Why Texas and Oklahoma Leaving for The SEC is Good for College Sports
Few things in college sports get America talking like conference realignment does, especially when the biggest brand in college sports is the one on the move. According to reports, Texas and Oklahoma leaving for the SEC could come true.
On Wednesday, the Houston Chronicle reported that Texas and Oklahoma had reached out to the SEC about potentially joining the conference after FOX and ESPN told the Big 12 that they would rather wait to structure a television contract with the conference until their current deal concluded.
Essentially, what the television networks told the Big 12 was that the conference isn’t valuable enough to lock a deal up prior to the expiration of the current contract, which is slated to end in 2025.
As a response, Texas and Oklahoma approached the SEC about potentially being the 15th and 16th members of the conference in an effort to better secure themselves in the long-term picture that exists for the two programs.
Should Texas and Oklahoma decide to leave the Big 12 in favor of the SEC the landscape of college sports is likely to — again — change forever this summer. It’s possible that the Power 5 conference turns into a Power 2 with a couple of other conferences still holding large amounts of power in college sports.
While this may seem like a bad thing on the surface for big-time college sports, it is actually a good thing Texas and Oklahoma leaving for the SEC, and here’s why.
Get Rid of The Pretenders
Should Texas and Oklahoma decide to join the SEC it’s possible the Big 12 conference gets swallowed up by the Big Ten, ACC, and Pac-12. While losing the Big 12 might seem like a bad thing on the surface it would help filter out schools in major college sports that don’t bring much to the table that are currently able to hold a place in their conference despite not deserving it.

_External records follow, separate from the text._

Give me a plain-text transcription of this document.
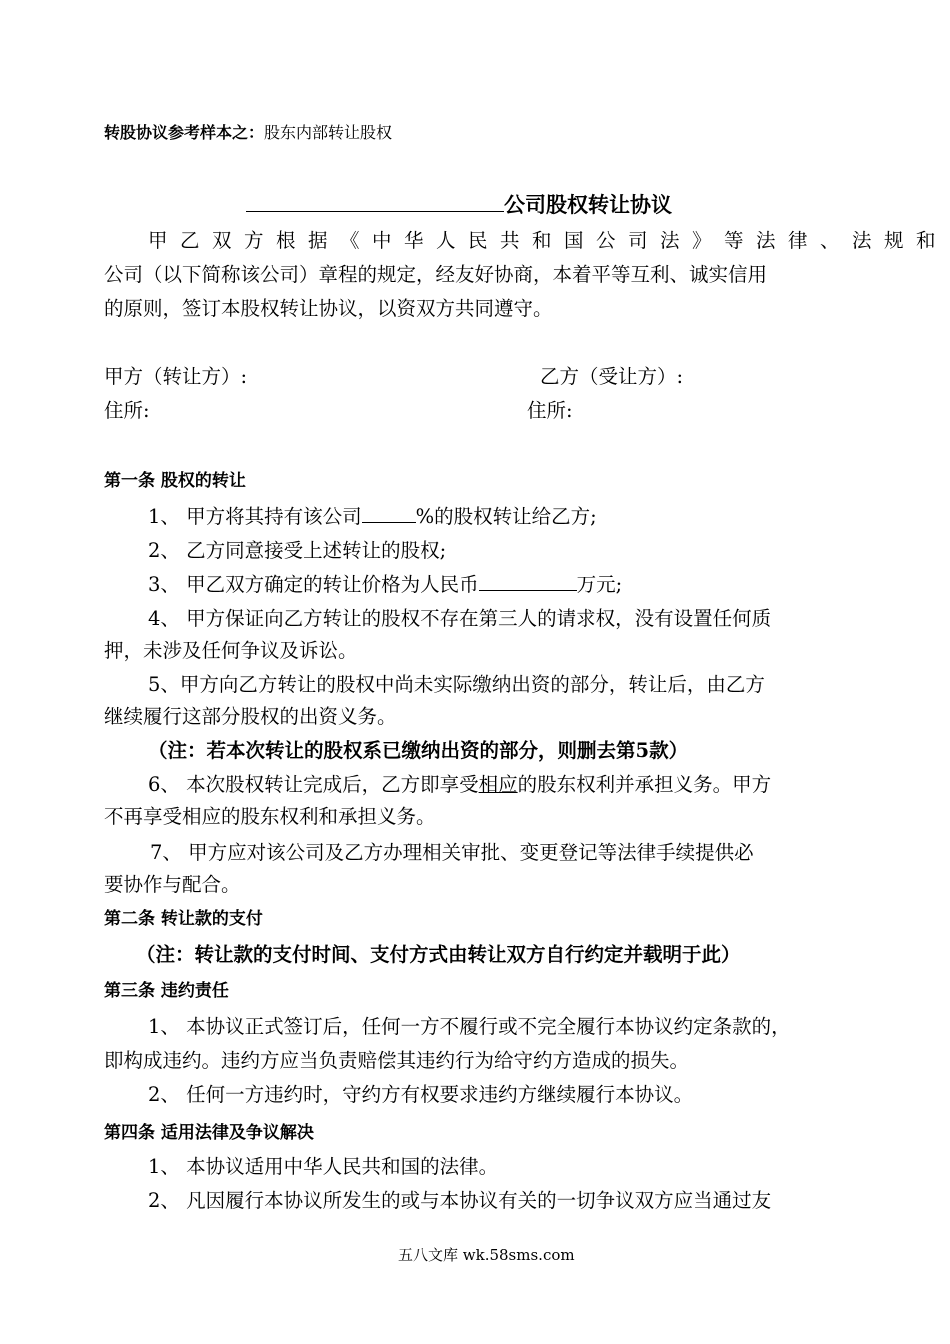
转股协议参考样本之：股东内部转让股权
公司股权转让协议
甲乙双方根据《中华人民共和国公司法》等法律、法规和
公司（以下简称该公司）章程的规定，经友好协商，本着平等互利、诚实信用
的原则，签订本股权转让协议，以资双方共同遵守。
甲方（转让方）:	乙方（受让方）:
住所:	住所:
第一条 股权的转让
1、 甲方将其持有该公司	%的股权转让给乙方;
2、 乙方同意接受上述转让的股权;
3、 甲乙双方确定的转让价格为人民币	万元;
4、 甲方保证向乙方转让的股权不存在第三人的请求权，没有设置任何质
押，未涉及任何争议及诉讼。
5、甲方向乙方转让的股权中尚未实际缴纳出资的部分，转让后，由乙方
继续履行这部分股权的出资义务。
（注：若本次转让的股权系已缴纳出资的部分，则删去第5款）
6、 本次股权转让完成后，乙方即享受相应的股东权利并承担义务。甲方
不再享受相应的股东权利和承担义务。
7、 甲方应对该公司及乙方办理相关审批、变更登记等法律手续提供必
要协作与配合。
第二条 转让款的支付
（注：转让款的支付时间、支付方式由转让双方自行约定并载明于此）
第三条 违约责任
1、 本协议正式签订后，任何一方不履行或不完全履行本协议约定条款的，
即构成违约。违约方应当负责赔偿其违约行为给守约方造成的损失。
2、 任何一方违约时，守约方有权要求违约方继续履行本协议。
第四条 适用法律及争议解决
1、 本协议适用中华人民共和国的法律。
2、 凡因履行本协议所发生的或与本协议有关的一切争议双方应当通过友
五八文库 wk.58sms.com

Part of being a valuable college program to any conference is the school’s ability to bring brand awareness to the conference. No school in the country does this better than Texas. The Longhorns have their own television deal with ESPN.
Oklahoma doesn’t bring in the same amount of revenue as Texas does — nobody brings in the revenue that Texas does — but as of 2018-19, the Sooners were the eighth-most valuable college athletic department in college sports.
Since the most recent major round of conference realignment in the early 2010s, Texas and Oklahoma have been supporting the Big 12 on their own. The rest of the conference is filled with a bunch of schools that don’t bring nearly as much fiscally as the two powers of the conference have.
If Texas and Oklahoma were to leave the Big 12 for the SEC they would be joining a conference that already has five of the top 10 most revenue-generating athletic departments in the country.
Instead, the two schools are helping support the likes of Kansas State, a school barely in the top-50 of revenue generation. NCAA President Mark Emmert said last week that it’s time to move away from the idea that all schools, sports, and entities are equal. Kansas State isn’t Texas and they aren’t Oklahoma. The Wildcats have one of the worst basketball and football programs on a yearly basis, and they are in a small market in Manhattan, Kansas.
It’s not just Kansas State that is a pretender. The Big 12 is full of pretenders. Texas Tech is another one. West Virginia doesn’t bring any connections to a market that is large enough to resemble a city. The Big 12 is a conference filled with schools that don’t attract a big market to support them.
Many of these schools don’t bring much of a brand to the Big 12 and that’s why many think that the conference could simply dissipate without the mainstays of Texas and Oklahoma. Yes, seeing schools lose some of the attention they get on a national scale is hard to grasp — especially for fans — but if we get to the point where our best program and most identifiable brands are the ones carrying all the weight in college sports, we will be in a much better place.